The process by which Ratio maintains healthy inventory levels across its pools. When FX flows create imbalances (e.g., too many sells of USDT deplete the USDT pool), the protocol coordinates rebalancing via external market makers and OTC partners to restore target levels.See Risk Management for how rebalancing works.
A business entity integrated with Ratio’s API. Partners include PSPs, banks, remittance operators, stablecoin issuers, exchanges, and e-wallet providers. Each partner goes through a structured onboarding process including KYB verification, sandbox testing, and production certification.See Partner types for the partner ecosystem.

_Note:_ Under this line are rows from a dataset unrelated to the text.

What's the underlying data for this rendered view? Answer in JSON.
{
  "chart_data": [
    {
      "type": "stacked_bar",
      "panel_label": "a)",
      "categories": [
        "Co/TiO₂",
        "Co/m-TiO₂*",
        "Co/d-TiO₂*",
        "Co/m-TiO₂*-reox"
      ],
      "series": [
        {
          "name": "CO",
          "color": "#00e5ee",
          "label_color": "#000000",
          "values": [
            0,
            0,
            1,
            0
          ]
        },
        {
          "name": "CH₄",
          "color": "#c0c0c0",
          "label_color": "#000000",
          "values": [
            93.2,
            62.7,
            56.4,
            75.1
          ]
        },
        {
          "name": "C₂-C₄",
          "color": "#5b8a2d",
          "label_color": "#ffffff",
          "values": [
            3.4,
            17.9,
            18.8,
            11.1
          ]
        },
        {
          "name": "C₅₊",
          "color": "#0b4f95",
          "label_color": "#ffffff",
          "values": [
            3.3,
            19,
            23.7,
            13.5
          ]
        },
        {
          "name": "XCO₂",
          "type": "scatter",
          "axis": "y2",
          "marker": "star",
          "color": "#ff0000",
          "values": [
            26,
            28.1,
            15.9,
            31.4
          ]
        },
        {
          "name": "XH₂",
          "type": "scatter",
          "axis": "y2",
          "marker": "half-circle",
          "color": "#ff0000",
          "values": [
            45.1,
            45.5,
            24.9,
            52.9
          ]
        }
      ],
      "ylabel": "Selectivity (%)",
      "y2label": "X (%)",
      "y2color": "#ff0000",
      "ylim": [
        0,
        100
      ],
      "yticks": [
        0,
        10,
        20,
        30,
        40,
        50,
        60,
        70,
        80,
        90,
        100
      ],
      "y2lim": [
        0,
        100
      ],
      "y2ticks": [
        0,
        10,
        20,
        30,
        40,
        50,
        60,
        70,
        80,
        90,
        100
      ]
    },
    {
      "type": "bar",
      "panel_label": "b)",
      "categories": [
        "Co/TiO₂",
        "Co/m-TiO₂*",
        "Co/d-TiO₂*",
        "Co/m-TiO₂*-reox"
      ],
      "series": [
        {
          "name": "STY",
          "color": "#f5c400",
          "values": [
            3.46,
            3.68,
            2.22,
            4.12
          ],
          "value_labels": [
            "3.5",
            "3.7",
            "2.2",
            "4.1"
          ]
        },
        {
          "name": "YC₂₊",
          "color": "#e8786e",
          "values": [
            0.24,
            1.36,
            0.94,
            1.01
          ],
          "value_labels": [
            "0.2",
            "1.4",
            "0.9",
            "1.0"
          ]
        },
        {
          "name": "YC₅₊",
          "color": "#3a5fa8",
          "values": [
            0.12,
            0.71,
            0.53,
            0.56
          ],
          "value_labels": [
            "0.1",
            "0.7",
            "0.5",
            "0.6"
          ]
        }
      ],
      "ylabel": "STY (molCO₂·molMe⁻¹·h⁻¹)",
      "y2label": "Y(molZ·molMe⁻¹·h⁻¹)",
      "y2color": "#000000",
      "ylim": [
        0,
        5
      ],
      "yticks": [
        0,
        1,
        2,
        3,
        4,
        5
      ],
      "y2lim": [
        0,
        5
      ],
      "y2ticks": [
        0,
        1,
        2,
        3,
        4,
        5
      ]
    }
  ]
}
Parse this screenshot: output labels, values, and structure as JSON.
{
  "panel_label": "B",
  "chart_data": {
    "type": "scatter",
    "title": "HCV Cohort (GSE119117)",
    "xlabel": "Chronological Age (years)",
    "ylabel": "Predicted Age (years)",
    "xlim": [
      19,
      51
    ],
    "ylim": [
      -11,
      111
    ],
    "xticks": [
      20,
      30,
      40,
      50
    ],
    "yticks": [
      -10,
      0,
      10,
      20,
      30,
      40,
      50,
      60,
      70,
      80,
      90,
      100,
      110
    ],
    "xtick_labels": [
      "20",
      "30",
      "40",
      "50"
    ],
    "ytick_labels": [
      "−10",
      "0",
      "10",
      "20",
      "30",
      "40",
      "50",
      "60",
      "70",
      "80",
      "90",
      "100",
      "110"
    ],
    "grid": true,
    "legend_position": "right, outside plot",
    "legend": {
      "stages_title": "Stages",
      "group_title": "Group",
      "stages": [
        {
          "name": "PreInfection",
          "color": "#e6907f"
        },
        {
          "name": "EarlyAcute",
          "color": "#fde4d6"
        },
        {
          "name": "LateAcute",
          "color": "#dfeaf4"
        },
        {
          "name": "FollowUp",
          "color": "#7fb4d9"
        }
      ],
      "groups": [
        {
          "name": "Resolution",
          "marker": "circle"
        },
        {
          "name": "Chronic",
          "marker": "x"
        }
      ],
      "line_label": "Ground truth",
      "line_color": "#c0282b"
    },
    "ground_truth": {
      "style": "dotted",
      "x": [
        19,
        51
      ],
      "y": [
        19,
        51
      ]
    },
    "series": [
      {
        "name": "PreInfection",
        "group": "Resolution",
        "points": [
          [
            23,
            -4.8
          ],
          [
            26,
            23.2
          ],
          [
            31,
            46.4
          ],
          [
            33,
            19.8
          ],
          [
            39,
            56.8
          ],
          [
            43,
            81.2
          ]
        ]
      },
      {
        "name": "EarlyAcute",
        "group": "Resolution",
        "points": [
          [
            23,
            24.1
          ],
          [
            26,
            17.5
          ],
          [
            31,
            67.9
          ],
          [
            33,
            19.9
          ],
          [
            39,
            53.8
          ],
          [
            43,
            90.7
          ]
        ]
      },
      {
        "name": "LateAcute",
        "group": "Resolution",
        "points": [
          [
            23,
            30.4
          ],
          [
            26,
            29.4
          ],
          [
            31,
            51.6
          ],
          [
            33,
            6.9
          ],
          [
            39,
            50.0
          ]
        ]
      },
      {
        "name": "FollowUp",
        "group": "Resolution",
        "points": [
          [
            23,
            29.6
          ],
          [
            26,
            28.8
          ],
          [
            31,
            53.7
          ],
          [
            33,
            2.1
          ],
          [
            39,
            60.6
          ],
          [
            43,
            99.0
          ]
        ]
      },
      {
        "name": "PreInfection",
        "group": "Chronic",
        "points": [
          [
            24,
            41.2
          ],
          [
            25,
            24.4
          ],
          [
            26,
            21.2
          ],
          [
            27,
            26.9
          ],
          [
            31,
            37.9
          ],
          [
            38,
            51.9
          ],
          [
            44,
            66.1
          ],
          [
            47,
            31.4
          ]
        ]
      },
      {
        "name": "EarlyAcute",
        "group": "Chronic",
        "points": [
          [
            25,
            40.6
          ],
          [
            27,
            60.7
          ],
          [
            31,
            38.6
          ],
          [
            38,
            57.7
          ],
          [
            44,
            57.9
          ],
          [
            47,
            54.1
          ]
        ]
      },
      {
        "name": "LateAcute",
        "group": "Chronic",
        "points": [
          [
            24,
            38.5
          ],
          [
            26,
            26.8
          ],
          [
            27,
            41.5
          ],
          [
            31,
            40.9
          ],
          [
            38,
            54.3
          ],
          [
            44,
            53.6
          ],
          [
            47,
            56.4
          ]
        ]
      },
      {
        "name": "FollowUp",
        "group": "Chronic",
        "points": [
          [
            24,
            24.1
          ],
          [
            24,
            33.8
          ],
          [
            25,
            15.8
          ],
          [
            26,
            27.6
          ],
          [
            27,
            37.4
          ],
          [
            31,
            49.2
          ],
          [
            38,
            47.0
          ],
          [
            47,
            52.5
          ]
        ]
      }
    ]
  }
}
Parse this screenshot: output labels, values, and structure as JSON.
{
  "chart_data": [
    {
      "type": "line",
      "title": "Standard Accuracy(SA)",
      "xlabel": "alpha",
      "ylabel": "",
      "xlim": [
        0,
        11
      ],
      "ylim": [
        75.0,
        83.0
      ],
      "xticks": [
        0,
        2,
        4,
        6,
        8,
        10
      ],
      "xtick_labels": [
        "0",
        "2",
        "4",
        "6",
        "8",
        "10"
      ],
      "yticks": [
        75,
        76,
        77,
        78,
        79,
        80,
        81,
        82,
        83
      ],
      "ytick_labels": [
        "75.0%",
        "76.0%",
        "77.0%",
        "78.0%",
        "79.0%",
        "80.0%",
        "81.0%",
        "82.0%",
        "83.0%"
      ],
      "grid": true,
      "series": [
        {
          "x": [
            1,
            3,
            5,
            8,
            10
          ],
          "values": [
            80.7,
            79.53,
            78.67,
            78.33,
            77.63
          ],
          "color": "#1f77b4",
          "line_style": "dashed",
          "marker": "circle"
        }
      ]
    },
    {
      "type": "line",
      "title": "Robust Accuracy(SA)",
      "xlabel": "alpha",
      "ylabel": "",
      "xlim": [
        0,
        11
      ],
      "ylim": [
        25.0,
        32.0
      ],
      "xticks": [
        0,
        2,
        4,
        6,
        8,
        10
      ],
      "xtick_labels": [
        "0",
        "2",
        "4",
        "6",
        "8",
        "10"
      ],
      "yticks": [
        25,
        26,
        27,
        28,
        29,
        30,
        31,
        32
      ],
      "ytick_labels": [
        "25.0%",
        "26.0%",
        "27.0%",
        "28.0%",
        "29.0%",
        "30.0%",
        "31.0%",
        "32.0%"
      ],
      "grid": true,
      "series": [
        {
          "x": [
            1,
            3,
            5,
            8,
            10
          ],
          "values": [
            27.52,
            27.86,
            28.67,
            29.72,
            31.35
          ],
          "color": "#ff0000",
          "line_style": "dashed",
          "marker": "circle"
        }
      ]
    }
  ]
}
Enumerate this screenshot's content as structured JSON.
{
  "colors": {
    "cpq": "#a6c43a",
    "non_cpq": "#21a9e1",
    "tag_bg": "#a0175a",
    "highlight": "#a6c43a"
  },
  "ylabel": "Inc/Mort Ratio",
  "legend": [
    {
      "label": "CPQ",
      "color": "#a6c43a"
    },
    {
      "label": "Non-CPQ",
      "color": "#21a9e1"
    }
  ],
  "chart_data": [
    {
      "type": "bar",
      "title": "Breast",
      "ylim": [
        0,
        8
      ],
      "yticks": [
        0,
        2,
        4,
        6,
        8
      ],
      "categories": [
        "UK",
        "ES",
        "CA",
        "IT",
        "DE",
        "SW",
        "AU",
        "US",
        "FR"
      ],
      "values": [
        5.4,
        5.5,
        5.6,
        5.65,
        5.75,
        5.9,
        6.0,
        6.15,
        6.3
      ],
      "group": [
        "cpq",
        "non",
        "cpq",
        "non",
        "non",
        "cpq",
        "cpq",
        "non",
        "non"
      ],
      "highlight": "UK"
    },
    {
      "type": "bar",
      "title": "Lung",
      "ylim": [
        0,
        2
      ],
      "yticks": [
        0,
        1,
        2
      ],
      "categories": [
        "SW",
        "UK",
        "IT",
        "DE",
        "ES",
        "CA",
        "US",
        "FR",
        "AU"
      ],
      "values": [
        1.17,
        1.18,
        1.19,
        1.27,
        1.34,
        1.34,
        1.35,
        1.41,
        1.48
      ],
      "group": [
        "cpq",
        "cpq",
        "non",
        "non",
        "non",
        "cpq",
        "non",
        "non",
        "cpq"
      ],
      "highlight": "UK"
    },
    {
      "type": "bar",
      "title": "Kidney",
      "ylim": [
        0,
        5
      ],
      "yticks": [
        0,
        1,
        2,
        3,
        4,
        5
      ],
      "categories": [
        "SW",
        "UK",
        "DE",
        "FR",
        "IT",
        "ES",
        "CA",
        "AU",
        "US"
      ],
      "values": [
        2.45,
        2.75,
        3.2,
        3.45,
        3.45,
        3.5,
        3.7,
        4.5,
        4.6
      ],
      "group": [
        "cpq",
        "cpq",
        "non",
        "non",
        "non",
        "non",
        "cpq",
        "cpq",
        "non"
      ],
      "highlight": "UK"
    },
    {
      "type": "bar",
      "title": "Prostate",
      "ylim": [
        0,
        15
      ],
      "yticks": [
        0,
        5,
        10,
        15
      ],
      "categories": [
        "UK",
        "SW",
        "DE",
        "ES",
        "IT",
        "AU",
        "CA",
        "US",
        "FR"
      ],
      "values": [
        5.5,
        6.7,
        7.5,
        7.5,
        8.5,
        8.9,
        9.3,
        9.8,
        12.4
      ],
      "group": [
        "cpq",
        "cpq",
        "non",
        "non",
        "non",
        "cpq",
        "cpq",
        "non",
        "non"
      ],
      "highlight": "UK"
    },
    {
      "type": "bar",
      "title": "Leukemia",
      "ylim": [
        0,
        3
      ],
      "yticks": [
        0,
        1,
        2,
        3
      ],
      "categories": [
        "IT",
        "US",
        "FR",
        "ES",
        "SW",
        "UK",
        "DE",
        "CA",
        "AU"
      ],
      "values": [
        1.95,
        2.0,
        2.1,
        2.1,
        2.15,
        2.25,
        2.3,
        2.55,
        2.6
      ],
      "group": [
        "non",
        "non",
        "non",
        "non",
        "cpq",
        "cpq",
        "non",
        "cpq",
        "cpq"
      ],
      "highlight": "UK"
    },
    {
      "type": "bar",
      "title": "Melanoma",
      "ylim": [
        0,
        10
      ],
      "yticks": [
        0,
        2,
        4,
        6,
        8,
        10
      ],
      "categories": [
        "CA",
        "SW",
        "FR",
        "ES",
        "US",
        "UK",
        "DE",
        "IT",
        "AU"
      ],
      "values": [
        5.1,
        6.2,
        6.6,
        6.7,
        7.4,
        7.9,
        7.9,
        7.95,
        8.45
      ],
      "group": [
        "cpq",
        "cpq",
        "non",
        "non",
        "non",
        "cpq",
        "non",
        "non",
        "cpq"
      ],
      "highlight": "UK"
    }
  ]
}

A price offer returned by the FX Engine for a swap request. Ratio supports two quote types:
  • Indicative quote — A reference price for display or planning. No commitment, no reservation.
  • Firm quote — A binding, executable price with a short expiry window. Accepting a firm quote triggers the atomic swap.
See Integration guide for the quote-to-execution flow.
An HTTP callback that Ratio sends to your server when an event occurs — such as a swap completing, a settlement confirming, or a quote expiring. Webhooks enable real-time event-driven integration without polling.See Webhooks for event types and payload formats.